One of the most catchy slides during his presentation was the one about global liquidity which is decelerating at the global level.
According to Abdallah Guezour, the tightening of global liquidity is bearish for both the USD and hard currency EM debt.
Per Schroder’s presentation: “Our measure of global financial liquidity has already experienced a sharp deceleration this year, which we tend to consider as an early warning indicator that a setback in global financial markets is in the offing.”
He advised to « maintain minimal exposure » to the asset class, underlying its high valuation, the fact that it’s overbought and that it’s very sensitive to the US interest rate cycle.
His view was more positive on local EM debt, but with a very selective view on countries that have better fundamentals and have structural reforms in place (Argentina, Brazil, Mexico, Russia, South Africa, Indonesia, India).

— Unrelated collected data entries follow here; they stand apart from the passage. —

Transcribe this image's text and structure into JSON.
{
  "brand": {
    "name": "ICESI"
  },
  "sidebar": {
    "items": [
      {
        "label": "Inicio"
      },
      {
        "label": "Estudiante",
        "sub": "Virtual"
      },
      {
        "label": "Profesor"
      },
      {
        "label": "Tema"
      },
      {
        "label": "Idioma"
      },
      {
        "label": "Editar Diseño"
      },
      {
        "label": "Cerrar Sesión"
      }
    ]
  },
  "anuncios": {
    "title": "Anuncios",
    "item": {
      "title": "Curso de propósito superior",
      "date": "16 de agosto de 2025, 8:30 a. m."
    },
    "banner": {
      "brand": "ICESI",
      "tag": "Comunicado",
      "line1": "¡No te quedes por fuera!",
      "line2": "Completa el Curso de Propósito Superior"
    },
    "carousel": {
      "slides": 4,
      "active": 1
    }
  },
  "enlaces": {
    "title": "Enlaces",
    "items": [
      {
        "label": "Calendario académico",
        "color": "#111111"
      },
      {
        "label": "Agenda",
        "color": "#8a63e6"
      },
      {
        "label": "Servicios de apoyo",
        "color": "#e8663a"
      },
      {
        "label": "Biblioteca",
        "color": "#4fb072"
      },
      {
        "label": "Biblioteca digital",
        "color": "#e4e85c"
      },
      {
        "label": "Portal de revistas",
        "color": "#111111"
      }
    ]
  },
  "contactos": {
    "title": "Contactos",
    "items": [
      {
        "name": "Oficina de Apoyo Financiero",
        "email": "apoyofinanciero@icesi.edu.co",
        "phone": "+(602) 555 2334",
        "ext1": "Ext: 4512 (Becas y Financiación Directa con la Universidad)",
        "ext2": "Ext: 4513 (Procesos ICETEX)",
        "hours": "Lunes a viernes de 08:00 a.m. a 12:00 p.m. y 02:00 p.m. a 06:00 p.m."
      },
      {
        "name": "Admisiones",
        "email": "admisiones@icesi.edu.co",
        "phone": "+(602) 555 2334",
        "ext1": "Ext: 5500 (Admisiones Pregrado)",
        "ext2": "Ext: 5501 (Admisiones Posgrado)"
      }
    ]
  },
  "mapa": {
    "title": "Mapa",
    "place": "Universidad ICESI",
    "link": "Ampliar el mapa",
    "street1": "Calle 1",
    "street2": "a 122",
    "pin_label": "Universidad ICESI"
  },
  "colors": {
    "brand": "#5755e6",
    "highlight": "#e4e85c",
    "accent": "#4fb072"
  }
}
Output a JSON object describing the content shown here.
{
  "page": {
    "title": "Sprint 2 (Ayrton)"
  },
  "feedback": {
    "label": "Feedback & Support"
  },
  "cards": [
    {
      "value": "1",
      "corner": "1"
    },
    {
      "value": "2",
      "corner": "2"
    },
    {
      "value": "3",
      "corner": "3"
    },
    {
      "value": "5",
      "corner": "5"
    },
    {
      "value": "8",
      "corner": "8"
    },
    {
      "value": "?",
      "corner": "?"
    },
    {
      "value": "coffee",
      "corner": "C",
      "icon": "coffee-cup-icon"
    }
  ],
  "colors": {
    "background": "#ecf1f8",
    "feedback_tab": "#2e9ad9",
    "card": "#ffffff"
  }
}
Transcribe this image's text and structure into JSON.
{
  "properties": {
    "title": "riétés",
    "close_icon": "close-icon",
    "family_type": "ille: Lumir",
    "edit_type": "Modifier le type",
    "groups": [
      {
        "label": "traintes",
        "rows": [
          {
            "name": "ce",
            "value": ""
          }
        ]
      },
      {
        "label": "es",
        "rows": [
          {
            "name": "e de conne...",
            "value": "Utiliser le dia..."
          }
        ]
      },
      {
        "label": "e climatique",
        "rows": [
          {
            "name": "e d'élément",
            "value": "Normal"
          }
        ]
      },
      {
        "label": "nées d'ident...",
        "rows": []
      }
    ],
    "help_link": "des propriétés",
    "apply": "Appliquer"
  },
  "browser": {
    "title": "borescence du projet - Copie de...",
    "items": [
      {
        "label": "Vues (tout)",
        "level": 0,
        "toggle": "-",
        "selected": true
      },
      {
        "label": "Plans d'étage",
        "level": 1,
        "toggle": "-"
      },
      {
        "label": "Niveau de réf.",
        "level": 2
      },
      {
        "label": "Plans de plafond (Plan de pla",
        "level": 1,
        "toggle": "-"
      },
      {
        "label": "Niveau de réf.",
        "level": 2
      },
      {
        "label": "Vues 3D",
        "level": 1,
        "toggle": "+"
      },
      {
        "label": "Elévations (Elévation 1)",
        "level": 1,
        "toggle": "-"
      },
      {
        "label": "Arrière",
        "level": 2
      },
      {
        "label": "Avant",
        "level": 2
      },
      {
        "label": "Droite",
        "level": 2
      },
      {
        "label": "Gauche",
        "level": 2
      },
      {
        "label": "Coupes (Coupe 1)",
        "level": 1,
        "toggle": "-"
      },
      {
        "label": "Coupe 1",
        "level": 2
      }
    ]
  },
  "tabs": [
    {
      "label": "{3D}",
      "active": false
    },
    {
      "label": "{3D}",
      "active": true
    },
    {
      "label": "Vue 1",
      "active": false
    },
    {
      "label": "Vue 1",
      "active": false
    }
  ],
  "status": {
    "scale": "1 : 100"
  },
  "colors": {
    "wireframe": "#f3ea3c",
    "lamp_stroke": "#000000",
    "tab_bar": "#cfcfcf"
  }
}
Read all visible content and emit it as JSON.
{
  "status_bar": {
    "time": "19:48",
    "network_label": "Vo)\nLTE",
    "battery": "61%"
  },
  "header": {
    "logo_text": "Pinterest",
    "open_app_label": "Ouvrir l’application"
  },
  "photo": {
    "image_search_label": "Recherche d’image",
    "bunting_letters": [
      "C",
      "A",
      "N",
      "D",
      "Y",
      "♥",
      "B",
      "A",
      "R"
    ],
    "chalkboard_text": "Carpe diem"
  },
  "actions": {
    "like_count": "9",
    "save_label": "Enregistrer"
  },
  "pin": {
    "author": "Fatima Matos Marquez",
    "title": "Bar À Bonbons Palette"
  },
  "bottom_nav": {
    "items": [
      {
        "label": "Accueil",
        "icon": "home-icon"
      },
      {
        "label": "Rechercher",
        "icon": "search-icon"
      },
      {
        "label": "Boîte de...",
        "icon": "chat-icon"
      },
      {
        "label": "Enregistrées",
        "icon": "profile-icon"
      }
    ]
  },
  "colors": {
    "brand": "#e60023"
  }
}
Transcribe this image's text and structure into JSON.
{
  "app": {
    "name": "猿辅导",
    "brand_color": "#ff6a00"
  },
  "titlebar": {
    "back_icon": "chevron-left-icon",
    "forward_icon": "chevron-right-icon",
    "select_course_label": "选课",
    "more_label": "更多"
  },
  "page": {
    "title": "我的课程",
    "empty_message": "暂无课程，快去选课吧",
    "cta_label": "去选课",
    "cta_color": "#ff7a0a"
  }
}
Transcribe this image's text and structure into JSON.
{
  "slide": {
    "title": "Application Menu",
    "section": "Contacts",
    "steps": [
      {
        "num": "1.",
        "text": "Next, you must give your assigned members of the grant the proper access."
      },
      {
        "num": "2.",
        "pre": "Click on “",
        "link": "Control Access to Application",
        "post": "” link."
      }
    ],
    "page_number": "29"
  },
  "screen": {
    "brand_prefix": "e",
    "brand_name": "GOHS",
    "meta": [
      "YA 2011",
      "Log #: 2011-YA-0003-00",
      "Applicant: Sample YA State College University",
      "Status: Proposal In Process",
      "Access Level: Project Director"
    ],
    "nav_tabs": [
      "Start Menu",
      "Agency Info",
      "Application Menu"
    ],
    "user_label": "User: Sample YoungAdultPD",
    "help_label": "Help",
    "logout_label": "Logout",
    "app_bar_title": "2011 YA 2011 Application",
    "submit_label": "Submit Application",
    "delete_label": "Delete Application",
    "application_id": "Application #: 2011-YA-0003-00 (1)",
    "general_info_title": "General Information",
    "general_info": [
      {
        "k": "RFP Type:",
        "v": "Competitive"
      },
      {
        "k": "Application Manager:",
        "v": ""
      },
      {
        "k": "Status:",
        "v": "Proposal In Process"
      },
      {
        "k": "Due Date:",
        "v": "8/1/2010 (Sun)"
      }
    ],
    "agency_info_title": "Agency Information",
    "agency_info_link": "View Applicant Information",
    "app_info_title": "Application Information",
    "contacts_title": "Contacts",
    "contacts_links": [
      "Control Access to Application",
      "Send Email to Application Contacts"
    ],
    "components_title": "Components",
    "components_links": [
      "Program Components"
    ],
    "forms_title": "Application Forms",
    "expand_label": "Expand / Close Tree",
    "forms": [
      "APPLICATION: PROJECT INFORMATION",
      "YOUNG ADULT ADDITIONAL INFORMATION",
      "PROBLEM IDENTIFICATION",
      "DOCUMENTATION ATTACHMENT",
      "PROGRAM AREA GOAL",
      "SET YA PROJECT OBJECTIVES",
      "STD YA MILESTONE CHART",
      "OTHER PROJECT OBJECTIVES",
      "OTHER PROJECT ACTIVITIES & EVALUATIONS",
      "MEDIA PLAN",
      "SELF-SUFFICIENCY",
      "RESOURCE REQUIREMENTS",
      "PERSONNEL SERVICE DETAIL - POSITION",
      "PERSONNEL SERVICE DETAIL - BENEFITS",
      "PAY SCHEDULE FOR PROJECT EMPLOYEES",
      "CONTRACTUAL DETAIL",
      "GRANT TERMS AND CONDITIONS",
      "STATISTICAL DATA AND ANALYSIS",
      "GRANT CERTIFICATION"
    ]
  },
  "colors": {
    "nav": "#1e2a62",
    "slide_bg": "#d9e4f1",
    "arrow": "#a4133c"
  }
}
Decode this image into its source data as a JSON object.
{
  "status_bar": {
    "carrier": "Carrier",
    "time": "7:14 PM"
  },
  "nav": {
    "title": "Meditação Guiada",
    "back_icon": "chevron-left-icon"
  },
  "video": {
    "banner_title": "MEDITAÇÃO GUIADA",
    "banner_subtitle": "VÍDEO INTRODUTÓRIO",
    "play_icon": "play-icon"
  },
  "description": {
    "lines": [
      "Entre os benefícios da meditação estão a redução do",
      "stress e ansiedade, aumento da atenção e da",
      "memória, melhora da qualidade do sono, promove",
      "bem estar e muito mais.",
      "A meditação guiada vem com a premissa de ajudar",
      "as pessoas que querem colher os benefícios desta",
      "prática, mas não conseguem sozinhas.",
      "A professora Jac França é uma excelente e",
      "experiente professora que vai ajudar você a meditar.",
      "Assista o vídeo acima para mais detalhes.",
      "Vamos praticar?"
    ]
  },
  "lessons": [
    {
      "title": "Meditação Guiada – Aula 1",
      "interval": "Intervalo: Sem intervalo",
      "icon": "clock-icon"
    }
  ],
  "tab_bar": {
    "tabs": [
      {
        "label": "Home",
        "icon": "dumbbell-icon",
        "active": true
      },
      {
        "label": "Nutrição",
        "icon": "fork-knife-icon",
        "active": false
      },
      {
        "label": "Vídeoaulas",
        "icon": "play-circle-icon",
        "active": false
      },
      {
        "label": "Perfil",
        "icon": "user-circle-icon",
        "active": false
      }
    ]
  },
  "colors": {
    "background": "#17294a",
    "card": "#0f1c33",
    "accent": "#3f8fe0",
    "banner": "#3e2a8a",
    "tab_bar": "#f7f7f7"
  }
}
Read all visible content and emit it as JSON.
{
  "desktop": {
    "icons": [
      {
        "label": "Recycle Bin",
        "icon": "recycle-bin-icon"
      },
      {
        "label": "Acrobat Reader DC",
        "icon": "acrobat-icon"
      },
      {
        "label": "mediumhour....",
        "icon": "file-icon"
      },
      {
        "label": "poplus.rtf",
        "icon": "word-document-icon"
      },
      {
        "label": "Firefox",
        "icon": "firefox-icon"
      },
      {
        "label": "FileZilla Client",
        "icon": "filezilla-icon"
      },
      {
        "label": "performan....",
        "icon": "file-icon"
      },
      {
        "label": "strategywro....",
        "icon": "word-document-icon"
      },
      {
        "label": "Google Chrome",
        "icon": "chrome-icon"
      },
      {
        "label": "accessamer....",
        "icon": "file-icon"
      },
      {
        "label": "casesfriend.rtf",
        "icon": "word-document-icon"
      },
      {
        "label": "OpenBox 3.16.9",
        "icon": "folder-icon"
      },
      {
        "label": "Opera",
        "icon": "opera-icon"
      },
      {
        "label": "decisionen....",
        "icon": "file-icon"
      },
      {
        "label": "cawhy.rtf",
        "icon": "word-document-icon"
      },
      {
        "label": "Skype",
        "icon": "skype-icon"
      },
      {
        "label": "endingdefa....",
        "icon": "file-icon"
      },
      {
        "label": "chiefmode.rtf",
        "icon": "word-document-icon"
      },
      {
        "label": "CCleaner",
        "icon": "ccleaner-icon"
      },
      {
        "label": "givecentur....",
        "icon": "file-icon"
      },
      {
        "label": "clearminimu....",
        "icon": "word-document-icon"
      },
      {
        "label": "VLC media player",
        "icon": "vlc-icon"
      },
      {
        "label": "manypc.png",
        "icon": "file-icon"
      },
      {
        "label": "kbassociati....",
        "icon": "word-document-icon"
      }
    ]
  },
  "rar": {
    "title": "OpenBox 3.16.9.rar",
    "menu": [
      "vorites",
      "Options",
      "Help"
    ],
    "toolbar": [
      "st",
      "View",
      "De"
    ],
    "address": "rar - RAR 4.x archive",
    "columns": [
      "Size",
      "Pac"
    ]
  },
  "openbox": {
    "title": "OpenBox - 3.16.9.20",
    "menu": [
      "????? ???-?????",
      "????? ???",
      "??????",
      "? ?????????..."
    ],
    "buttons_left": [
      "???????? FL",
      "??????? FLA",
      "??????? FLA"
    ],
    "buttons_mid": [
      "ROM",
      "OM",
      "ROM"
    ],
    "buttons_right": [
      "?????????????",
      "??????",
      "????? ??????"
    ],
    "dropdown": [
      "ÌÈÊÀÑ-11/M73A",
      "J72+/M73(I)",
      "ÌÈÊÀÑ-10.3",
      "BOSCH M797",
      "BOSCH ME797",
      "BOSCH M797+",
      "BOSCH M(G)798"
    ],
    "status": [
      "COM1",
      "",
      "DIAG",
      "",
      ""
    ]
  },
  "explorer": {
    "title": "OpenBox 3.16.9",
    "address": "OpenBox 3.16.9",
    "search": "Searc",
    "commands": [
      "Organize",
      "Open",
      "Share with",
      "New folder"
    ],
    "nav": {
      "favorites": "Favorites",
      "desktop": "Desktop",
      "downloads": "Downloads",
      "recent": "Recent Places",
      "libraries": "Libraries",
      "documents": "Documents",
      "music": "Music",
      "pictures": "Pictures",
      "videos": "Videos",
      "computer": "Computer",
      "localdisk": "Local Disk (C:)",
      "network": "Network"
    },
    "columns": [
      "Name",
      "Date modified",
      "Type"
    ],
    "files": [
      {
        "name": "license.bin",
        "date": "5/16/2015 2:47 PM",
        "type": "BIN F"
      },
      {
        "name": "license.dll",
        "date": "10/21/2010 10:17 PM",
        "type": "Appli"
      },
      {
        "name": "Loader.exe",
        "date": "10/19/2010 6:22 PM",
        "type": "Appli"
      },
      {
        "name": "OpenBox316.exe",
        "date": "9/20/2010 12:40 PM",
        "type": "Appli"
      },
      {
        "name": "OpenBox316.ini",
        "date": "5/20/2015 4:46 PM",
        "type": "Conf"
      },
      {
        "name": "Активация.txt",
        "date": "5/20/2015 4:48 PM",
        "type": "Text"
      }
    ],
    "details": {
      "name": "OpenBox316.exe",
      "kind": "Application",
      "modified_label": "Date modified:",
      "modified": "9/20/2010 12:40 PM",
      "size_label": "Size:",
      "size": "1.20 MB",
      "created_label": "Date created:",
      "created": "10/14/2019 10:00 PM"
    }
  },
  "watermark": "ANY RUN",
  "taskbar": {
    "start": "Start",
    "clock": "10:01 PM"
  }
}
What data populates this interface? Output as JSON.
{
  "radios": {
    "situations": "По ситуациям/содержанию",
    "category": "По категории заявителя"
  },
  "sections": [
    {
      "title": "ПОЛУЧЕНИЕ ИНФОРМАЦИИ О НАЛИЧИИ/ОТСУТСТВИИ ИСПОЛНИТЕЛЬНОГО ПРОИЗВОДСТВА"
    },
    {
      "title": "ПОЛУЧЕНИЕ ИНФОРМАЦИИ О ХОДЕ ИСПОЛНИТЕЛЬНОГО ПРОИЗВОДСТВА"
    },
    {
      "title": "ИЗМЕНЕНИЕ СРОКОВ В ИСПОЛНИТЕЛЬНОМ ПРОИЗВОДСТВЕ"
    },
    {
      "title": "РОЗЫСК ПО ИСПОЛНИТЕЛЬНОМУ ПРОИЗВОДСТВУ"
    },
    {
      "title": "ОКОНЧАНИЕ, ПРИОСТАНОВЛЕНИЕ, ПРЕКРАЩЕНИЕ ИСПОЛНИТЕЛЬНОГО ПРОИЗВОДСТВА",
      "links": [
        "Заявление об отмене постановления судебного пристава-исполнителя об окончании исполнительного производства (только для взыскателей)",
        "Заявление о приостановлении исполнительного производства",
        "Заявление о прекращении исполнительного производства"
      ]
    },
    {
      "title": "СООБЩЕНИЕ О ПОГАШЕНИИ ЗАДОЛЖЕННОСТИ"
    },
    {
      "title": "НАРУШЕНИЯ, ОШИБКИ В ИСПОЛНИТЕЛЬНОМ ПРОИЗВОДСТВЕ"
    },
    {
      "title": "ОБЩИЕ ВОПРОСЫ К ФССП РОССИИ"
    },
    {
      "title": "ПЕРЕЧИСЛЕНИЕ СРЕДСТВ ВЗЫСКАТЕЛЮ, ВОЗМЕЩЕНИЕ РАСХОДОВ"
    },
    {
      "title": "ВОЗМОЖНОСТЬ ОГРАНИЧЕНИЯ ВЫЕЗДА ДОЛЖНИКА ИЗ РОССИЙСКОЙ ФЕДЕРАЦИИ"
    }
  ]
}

He also had a bullish view on EM FX, especially in countries where the balance of payment sustainability has been restored (BRL, MXN, RUB, ZAR, INR and MYR).
His views on the US cycle were also quite bearish. In the following chart, Guezour said the US economy was in the 2 phase (Blind Run) with increasing twin deficits, inflationary pressure and increasing leverage.
This will probably lead to a recession in the US, a risk that is worthy monitoring in the coming quarters.